The snapshot creation is very fast since it just persists the snapshot metadata and does not copy the associated index files.
1. The IPs are from the Zookeeper ensemble.
2. The describe snapshot command can be issued on any of the Solr instances (not just on the master). The IPs are from the Zookeeper ensemble.
/opt/solr/server/scripts/cloud-scripts/snapshotscli.sh --describe my-first-snapshot -c collection1 -z 33.33.33.13,33.33.33.14,33.33.33.15
3. For a list of all the snapshots in a collection issue the command on any Solr instances (not just on the master). The IPs are from the Zookeeper ensemble.
/opt/solr/server/scripts/cloud-scripts/snapshotscli.sh --list -c collection1 -z 33.33.33.13,33.33.33.14,33.33.33.15
my-2nd-snapshot
my-first-snapshot
4. There is an option to export the created snapshot to the disk, for this access to a shared drive is needed(e.g.: a NFS share), all nodes should have the shared drive mounted in the same location/mount point and the “solr” user should have write permissions. Our Solr instances have the shared drive mounted under /mnt/nfs/var/nfs.
The command can be issued on any of the Solr instances (not just on the master). The IPs are from the Zookeeper ensemble.

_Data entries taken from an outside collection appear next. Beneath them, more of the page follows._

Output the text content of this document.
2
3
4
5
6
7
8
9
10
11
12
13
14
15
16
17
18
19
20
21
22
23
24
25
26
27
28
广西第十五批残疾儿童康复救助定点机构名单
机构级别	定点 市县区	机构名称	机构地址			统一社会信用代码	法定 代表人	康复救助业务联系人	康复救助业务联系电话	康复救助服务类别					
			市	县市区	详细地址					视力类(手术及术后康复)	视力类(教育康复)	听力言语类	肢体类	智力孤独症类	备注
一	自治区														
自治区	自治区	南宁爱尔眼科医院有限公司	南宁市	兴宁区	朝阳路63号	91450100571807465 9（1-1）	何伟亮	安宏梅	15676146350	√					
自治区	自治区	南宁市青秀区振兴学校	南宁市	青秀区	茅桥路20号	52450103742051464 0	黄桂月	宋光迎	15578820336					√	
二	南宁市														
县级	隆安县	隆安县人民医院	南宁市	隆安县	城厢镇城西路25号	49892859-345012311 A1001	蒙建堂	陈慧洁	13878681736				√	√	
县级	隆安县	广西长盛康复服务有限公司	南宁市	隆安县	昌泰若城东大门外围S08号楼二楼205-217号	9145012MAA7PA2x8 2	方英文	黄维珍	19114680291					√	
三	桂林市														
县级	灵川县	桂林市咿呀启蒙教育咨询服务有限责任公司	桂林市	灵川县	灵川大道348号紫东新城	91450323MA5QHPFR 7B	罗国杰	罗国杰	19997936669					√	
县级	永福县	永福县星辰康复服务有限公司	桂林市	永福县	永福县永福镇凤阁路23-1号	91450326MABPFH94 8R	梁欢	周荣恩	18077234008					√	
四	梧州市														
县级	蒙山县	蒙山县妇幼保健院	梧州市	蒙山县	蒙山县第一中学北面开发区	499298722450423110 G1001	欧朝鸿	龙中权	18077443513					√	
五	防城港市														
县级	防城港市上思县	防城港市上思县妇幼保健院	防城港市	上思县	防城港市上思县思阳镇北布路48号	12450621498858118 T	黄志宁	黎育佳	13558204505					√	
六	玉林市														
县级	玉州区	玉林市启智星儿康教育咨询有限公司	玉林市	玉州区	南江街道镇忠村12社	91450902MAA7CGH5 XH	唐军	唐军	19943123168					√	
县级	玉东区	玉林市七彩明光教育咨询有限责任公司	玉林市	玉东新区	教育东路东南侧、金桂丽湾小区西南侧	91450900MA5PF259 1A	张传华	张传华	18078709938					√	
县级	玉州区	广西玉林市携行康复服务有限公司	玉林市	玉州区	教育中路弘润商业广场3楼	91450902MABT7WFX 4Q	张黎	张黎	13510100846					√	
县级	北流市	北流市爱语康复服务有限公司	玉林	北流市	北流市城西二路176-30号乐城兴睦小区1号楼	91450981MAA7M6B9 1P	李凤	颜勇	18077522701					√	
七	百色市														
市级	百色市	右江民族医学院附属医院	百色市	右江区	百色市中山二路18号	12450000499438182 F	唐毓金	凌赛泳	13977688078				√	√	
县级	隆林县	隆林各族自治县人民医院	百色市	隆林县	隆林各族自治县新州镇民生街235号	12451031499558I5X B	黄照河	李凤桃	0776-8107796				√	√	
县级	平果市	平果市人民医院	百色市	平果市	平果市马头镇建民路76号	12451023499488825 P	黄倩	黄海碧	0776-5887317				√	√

[root@solr3 /]# ll /mnt/nfs/var/nfs
total 0
[root@solr3 /]#
[root@solr2 logs]# /opt/solr/server/scripts/cloud-scripts/snapshotscli.sh --export my-first-snapshot -c collection1 -d /mnt/nfs/var/nfs -z 33.33.33.13,33.33.33.14,33.33.33.15
Done. GoodBye!
[root@solr2 logs]#
[root@solr3 /]# ll /mnt/nfs/var/nfs
total 4
drwxrwxr-x 4 solr solr 4096 Jul 1 16:09 my-first-snapshot
[root@solr3 /]#
The command can be issued on any of the Solr instances (not just on the master). The IPs are from the Zookeeper ensemble.
[root@solr3 /]# ll /mnt/nfs/var/nfs
total 0
[root@solr3 /]#
[root@solr2 logs]# /opt/solr/server/scripts/cloud-scripts/snapshotscli.sh --export my-first-snapshot -c collection1 -d /mnt/nfs/var/nfs -z 33.33.33.13,33.33.33.14,33.33.33.15
Done. GoodBye!
[root@solr2 logs]#
[root@solr3 /]# ll /mnt/nfs/var/nfs
total 4
drwxrwxr-x 4 solr solr 4096 Jul 1 16:09 my-first-snapshot
[root@solr3 /]#
This concludes our installation guide for Zookeeper and Solr to achieve high availability. Bear in mind that there are many more options you can use in order to personalize your environment and make sure you have the perfect blend of functionality and performance.